Now change your view point to the hour hand. The relative speed of the minute hand with respect to the hour hand is $(6-0.5)^\circ \text{ min}^{-1}=5.5^\circ\text{ min}^{-1}.$ This is the speed of the minute hand as seen from the hour hand. So you can fix the hour hand to be stationary, and just think of the minute hand to be moving at $5.5^\circ\text{ min}^{-1}$. So the hands meet each other at every, $\dfrac{360^\circ}{5.5^\circ\text{ min}^{-1}} = 65.\overline{45} \text{ min}$.

Answer 2

You're exactly right, the answer is $11$ times every $12$ hours, or $1$ time every $\frac{12}{11}$ of an hour, which works out to about once every $1$ hour, $5$ minutes, and $27.27$ seconds. This isn't an average either; the amount of time that passes between each meeting of the two hands is constant.

Just think about the time 11:59, and count through $12$ hours. You'll notice that there is a meeting for each hour $12,1,2,3,\ldots,10$, but no meeting for the $11$th hour because you stop at 11:59. This makes $11$ meetings in $12$ hours.
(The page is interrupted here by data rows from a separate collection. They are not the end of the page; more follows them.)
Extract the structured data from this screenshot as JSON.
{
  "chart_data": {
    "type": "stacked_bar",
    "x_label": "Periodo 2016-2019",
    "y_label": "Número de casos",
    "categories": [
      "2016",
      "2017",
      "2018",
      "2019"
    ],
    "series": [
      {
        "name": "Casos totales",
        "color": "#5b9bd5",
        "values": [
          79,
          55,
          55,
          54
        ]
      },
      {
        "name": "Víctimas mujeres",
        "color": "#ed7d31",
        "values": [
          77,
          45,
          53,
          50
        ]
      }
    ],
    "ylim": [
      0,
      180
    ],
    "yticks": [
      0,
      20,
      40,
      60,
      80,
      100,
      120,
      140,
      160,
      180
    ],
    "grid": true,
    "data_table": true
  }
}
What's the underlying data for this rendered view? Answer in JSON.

It's not too hard to see why the time passing between two meetings is constant. Just think about the rotational symmetry.
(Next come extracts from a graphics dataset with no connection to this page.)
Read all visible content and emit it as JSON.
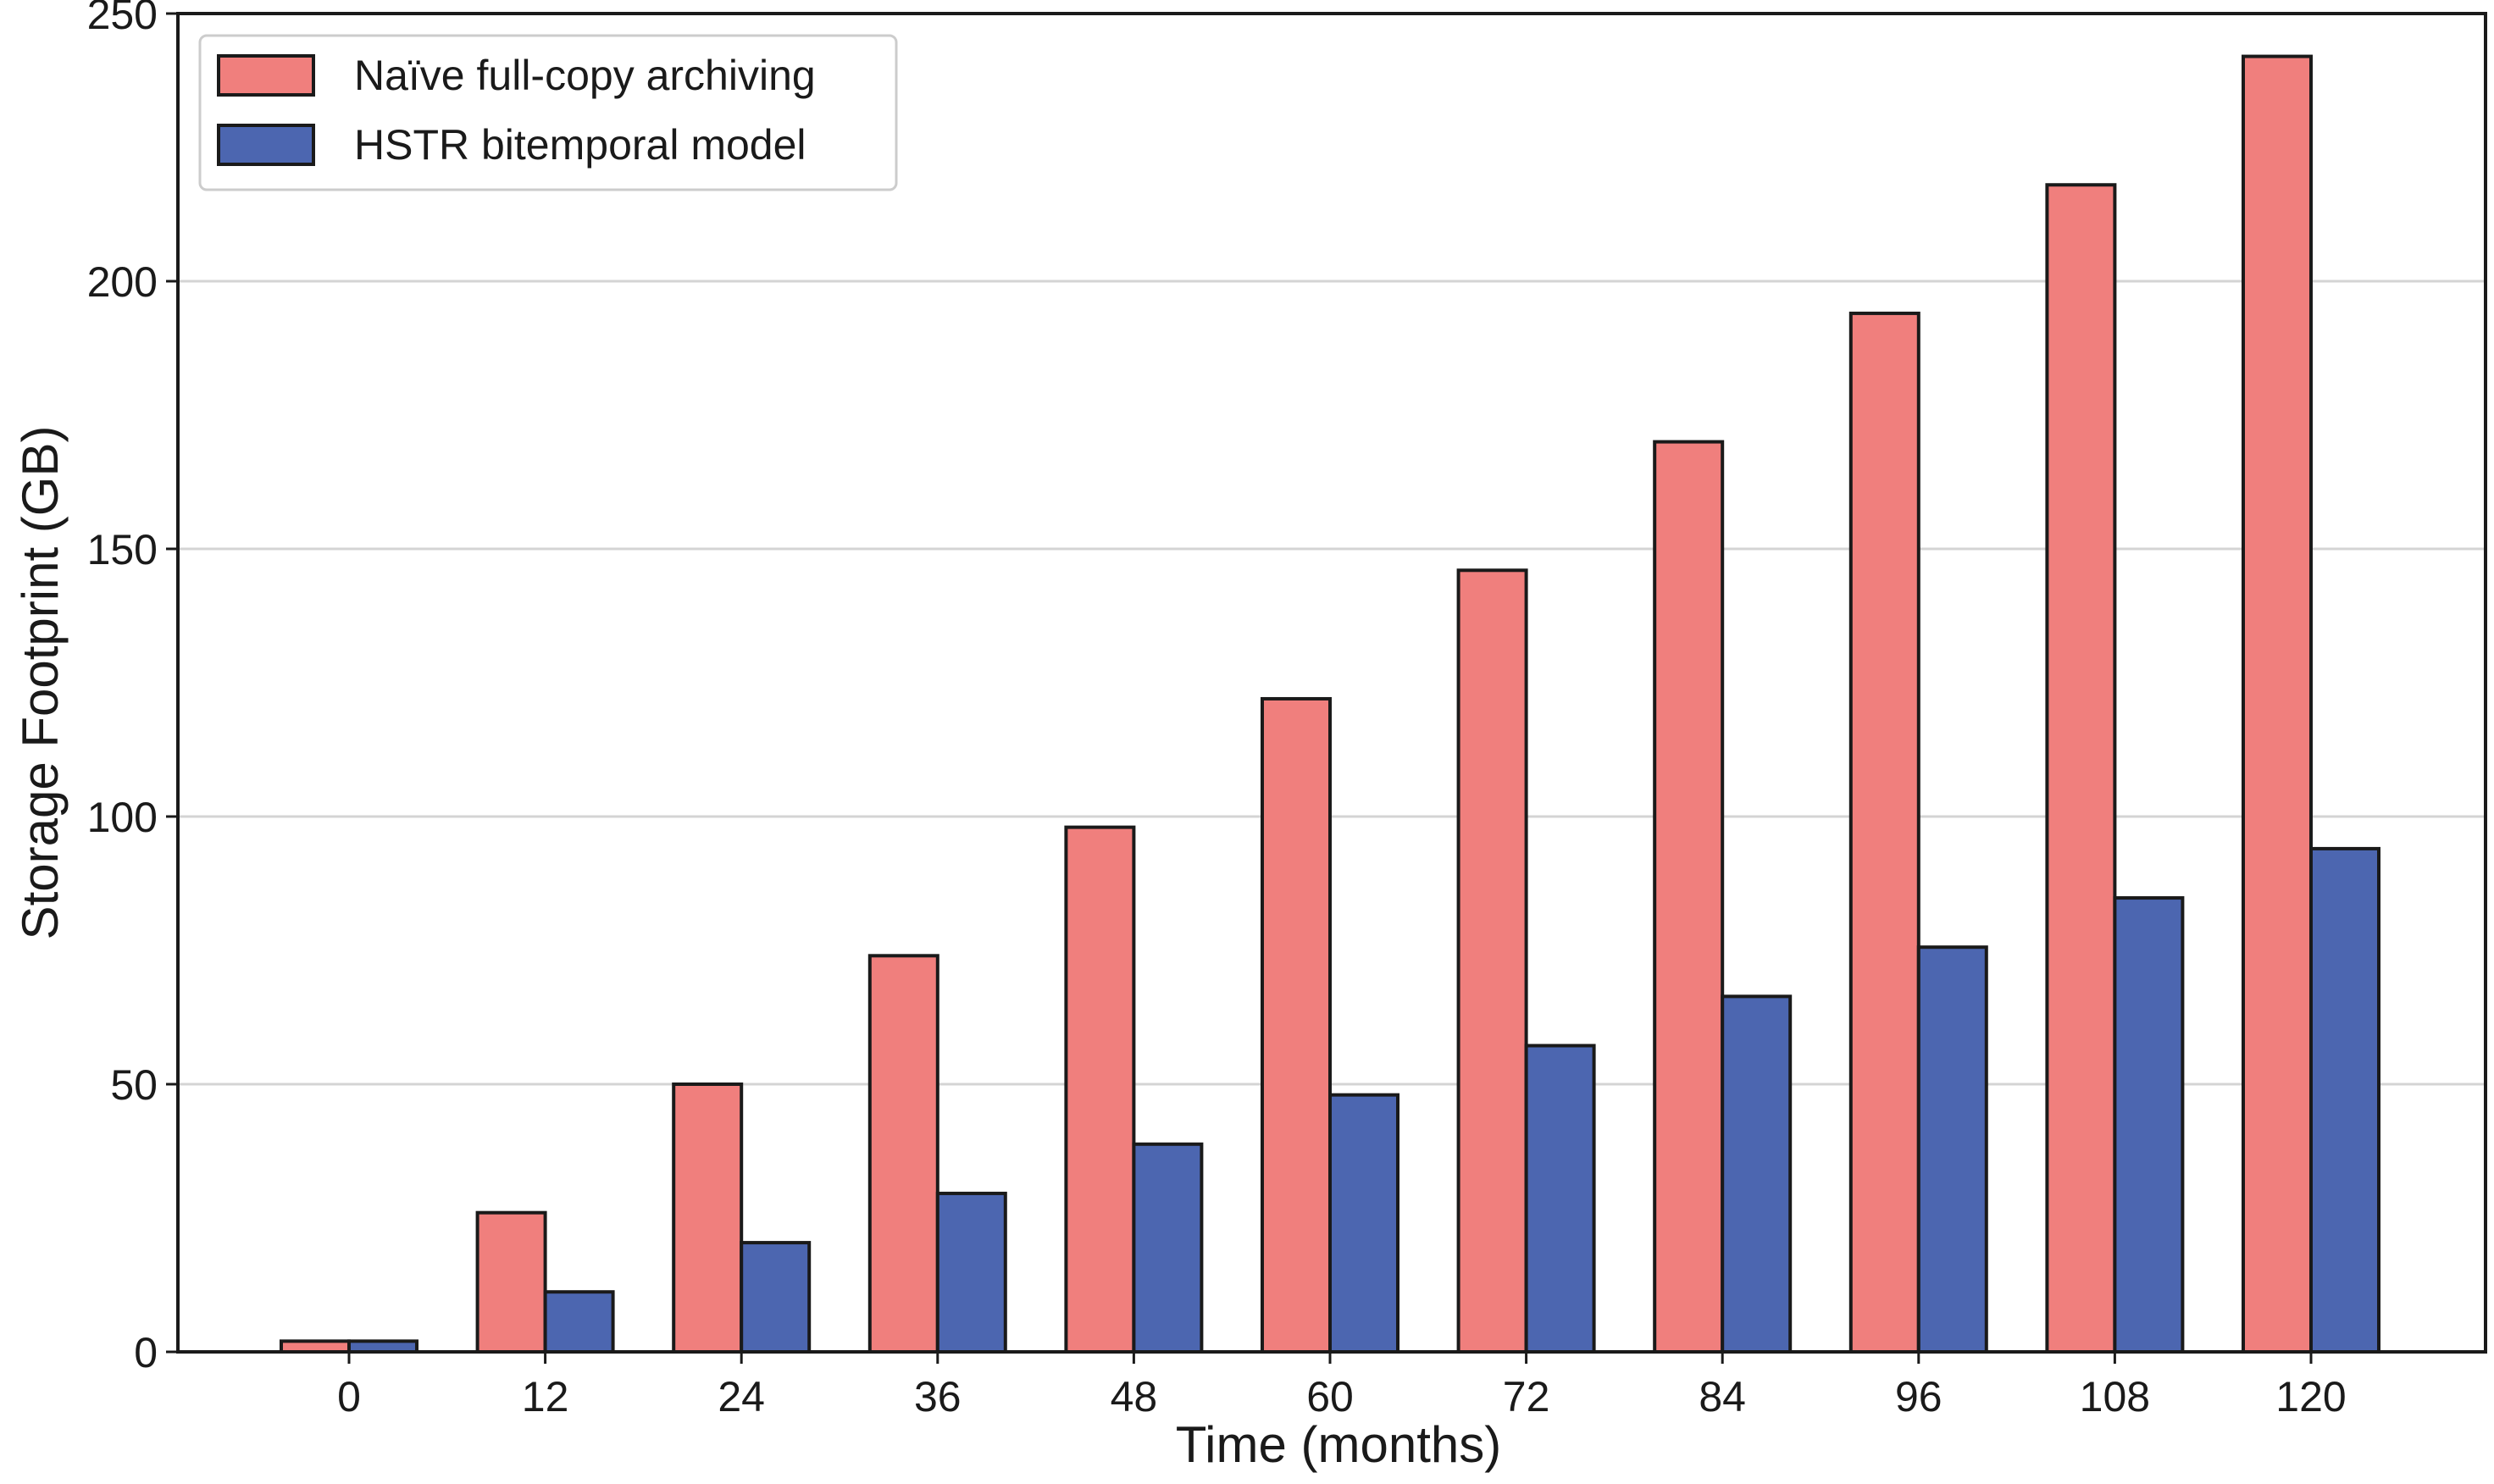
{
  "chart_data": {
    "type": "bar",
    "title": "",
    "xlabel": "Time (months)",
    "ylabel": "Storage Footprint (GB)",
    "categories": [
      "0",
      "12",
      "24",
      "36",
      "48",
      "60",
      "72",
      "84",
      "96",
      "108",
      "120"
    ],
    "series": [
      {
        "name": "Naïve full-copy archiving",
        "color": "#f07f7d",
        "values": [
          2,
          26,
          50,
          74,
          98,
          122,
          146,
          170,
          194,
          218,
          242
        ]
      },
      {
        "name": "HSTR bitemporal model",
        "color": "#4c66b0",
        "values": [
          2,
          11.2,
          20.4,
          29.6,
          38.8,
          48,
          57.2,
          66.4,
          75.6,
          84.8,
          94
        ]
      }
    ],
    "ylim": [
      0,
      250
    ],
    "yticks": [
      0,
      50,
      100,
      150,
      200,
      250
    ],
    "grid": "horizontal",
    "legend_position": "top-left"
  }
}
Another (and more difficult way) to look at the problem is to calculate the angular speed of each hand. Using convenient units, we have the minute hand traveling at a rate of $60$ units per hour, and the hour hand travels at a rate of $5$ units per hour. Thus, we would like to solve the following equation:

$$60t=5t\operatorname{mod}60$$

$0$ clearly solves the equation, so we look for the smallest positive value of $t$ solving it. Thus we want to solve:

$$55t=60$$

which gives us $t=\frac{12}{11}$ hours as before.

Answer 3

Suppose the faster-moving hand moves clockwise at a rate of $f$ revolutions per hour, and the slower-moving hand moves clockwise at a rate of $s$ revolutions per hour.
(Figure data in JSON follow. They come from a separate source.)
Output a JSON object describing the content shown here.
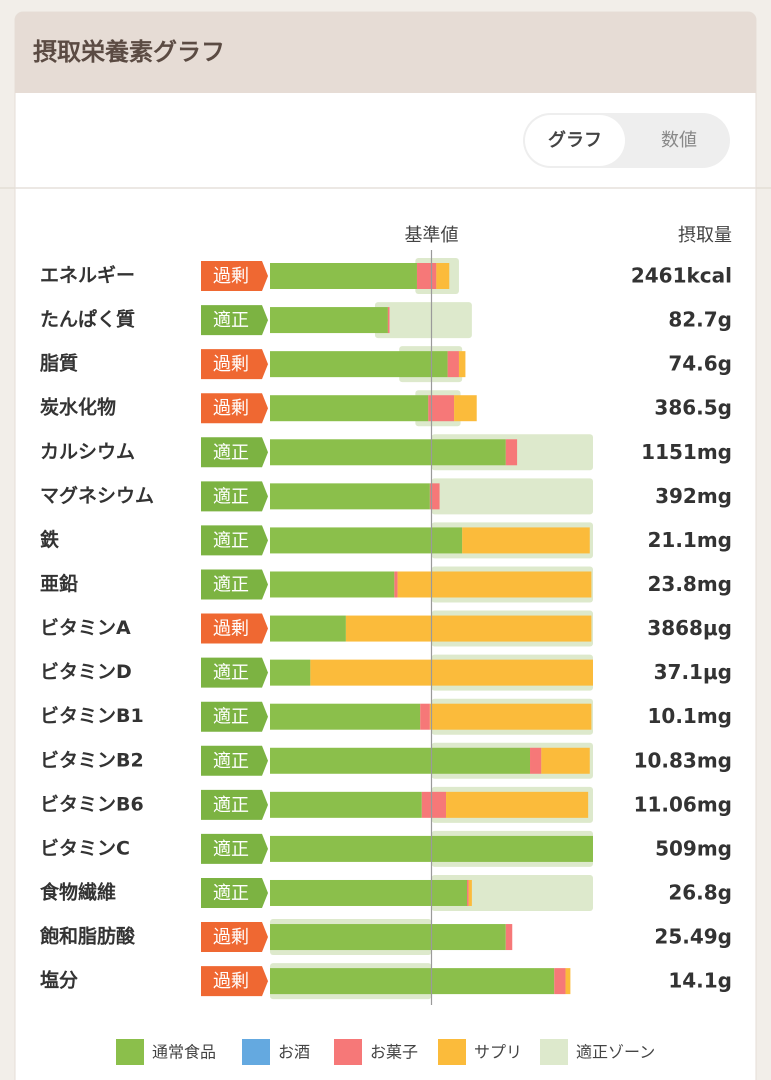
{
  "header": {
    "title": "摂取栄養素グラフ"
  },
  "toggle": {
    "options": [
      "グラフ",
      "数値"
    ],
    "selected": 0
  },
  "chart_data": {
    "type": "bar",
    "orientation": "horizontal",
    "stacked": true,
    "reference_label": "基準値",
    "reference_value": 100,
    "amount_header": "摂取量",
    "xlim": [
      0,
      200
    ],
    "categories": [
      "エネルギー",
      "たんぱく質",
      "脂質",
      "炭水化物",
      "カルシウム",
      "マグネシウム",
      "鉄",
      "亜鉛",
      "ビタミンA",
      "ビタミンD",
      "ビタミンB1",
      "ビタミンB2",
      "ビタミンB6",
      "ビタミンC",
      "食物繊維",
      "飽和脂肪酸",
      "塩分"
    ],
    "badges": [
      "過剰",
      "適正",
      "過剰",
      "過剰",
      "適正",
      "適正",
      "適正",
      "適正",
      "過剰",
      "適正",
      "適正",
      "適正",
      "適正",
      "適正",
      "適正",
      "過剰",
      "過剰"
    ],
    "status_colors": {
      "過剰": "#ef6832",
      "適正": "#7cb342"
    },
    "amounts": [
      "2461kcal",
      "82.7g",
      "74.6g",
      "386.5g",
      "1151mg",
      "392mg",
      "21.1mg",
      "23.8mg",
      "3868μg",
      "37.1μg",
      "10.1mg",
      "10.83mg",
      "11.06mg",
      "509mg",
      "26.8g",
      "25.49g",
      "14.1g"
    ],
    "series": [
      {
        "name": "通常食品",
        "color": "#8bbf4b",
        "values": [
          91,
          73,
          110,
          98,
          146,
          99,
          119,
          77,
          47,
          25,
          93,
          161,
          94,
          200,
          122,
          146,
          176
        ]
      },
      {
        "name": "お酒",
        "color": "#64a9e0",
        "values": [
          0,
          0,
          0,
          0,
          0,
          0,
          0,
          0,
          0,
          0,
          0,
          0,
          0,
          0,
          0,
          0,
          0
        ]
      },
      {
        "name": "お菓子",
        "color": "#f67878",
        "values": [
          12,
          1,
          7,
          16,
          7,
          6,
          0,
          2,
          0,
          0,
          6,
          7,
          15,
          0,
          1,
          4,
          7
        ]
      },
      {
        "name": "サプリ",
        "color": "#fbbb3b",
        "values": [
          8,
          0,
          4,
          14,
          0,
          0,
          79,
          120,
          152,
          175,
          100,
          30,
          88,
          0,
          2,
          0,
          3
        ]
      }
    ],
    "zone": {
      "name": "適正ゾーン",
      "color": "#dde9cc",
      "ranges": [
        [
          90,
          117
        ],
        [
          65,
          125
        ],
        [
          80,
          119
        ],
        [
          90,
          118
        ],
        [
          100,
          200
        ],
        [
          100,
          200
        ],
        [
          100,
          200
        ],
        [
          100,
          200
        ],
        [
          100,
          200
        ],
        [
          100,
          200
        ],
        [
          100,
          200
        ],
        [
          100,
          200
        ],
        [
          100,
          200
        ],
        [
          100,
          200
        ],
        [
          100,
          200
        ],
        [
          0,
          100
        ],
        [
          0,
          100
        ]
      ]
    }
  }
}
Mount the clock on a motor attached to the wall, where the motor turns the entire clock counterclockwise at $s$ revolutions per hour, in order to keep the slower-moving hand always pointing towards the ceiling. The faster-moving hand will then move clockwise (relative to the wall) at $f-s$ revolutions per hour. If it begins in the up position, it will complete one revolution relative to the wall (returning to the up position, where it meets the slow hand) every $\frac{1}{f-s}$ hours.

So for any two speeds in revolutions per hour, $f$ and $s$, where $f>s$, the hands meet every $\frac{1}{f-s}$ hours. For a regular clock, $f=1$ and $s=\frac{1}{12}$, so the hands meet every $\frac{1}{1-\frac{1}{12}}$ hours, which is every $\frac{12}{11}$ hours.